Evaluasi Sedimentasi dan Presentase Pemisahan Evaluasi ini bertujuan untuk mengamati volume pemisahan sedimentasi dan presentase pemisahan. Presentase pemisahan digunakan untuk mengamati seberapa besar pemisahan antar fase terdispers dengan medium dispers, dengan adanya pemisahan maka kan diketahui volume sedimentasinya. Pengamatan dilakukan dengan cara memasukkan suspensi pada tabung berskala dengan volume awal 20 mL pada metode presipitasi dan 20 mL pada metode dispersi, pengamatan dilakukan pada hari ke- 0, 2, 3, dan 4. Dari hasil percoba yang dilakukan didapatkan data hasil presentase pemisahan pada metode presipitasi pada hari ke- 0, 2, 3 dan 4 adalah 0 %, 41 %, 44 %, 46,55 % dan volume sedimentasinya secara berurutan apada hari ke- 0, 2, 3, dan 4 adalah 20 mL, 11,8 mL, 11,2 mL, 10,67mL. Sedangkan pada metode dispersi presentase pemisahannya berturut-turut adalah 0 %, 42 %, 44,35 %, 48 %. Untuk volume sedimentasinya 20 mL, 11,6 mL, 11,13 mL, dan 10,4 mL. Berdasarkan data yang diperoleh dapat diketahui bahwa suspensi yang dibuat dengan cara presipitasi memiliki presentase pemisahan yang cenderung lebih kecil dibandingkan dengan cara dispersi, dan volume sedimentasi pada cara pembuatan secara presipitasi yang cenderung lebih kecil bila dibandingkan dengan cara pembuatan secara dispersi.
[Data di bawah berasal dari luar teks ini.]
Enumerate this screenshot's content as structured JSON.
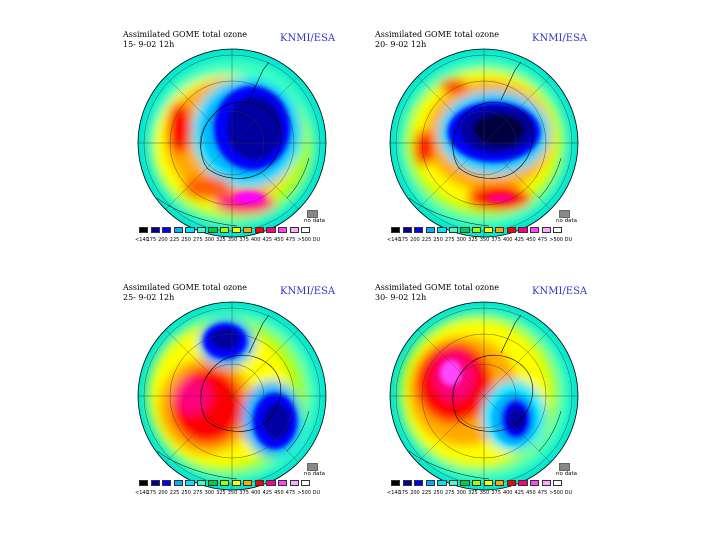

Hal ini dapat disimpulkan bahwa pembuatan dengan metode presipitasi lebih stabil bila dibandingkan dengan metode dispersi, hal ini sesuai dengan teori yang mengatakan bahwa suspensi yang dibuat dengan metode presipitasi cenderung stabil, hal ini dikarenakan pada pembuatan suspensi dengan cara presipitasi ada proses rekristalisasi sehingga terjadi proses pengecilan partikel solid, dengan adanya proses rekristalisasi ukuran partikel cenderung homogen sehingga proses pengendapan berlangsugn lama sehingga volume sedimentasinya besar. Sedangkan pada pembuatan suspensi dengan cara dispersi pengendapan cenderung berjalan dengan cepat dan volume sedimentasi yang kecil, hal ini mungkin disebabkan partikel solid yang belum terbasahi sempurna oleh wetting agen yaitu sulfadiazin yang tidak dilarutkan terlebih dahulu ke larutan NaOH. Pada grafik digambarkan persen pemisahan pada pembuatan suspensi dengan cara presipitasi cenderung lebih kecil bila dibandingkan dengan metode pembuatan susupensi dengan cara dispersi, namun perbedaan tidak terlalu besar pada pengamatan pada hari ke- 0, 2, 3 , maupun 4.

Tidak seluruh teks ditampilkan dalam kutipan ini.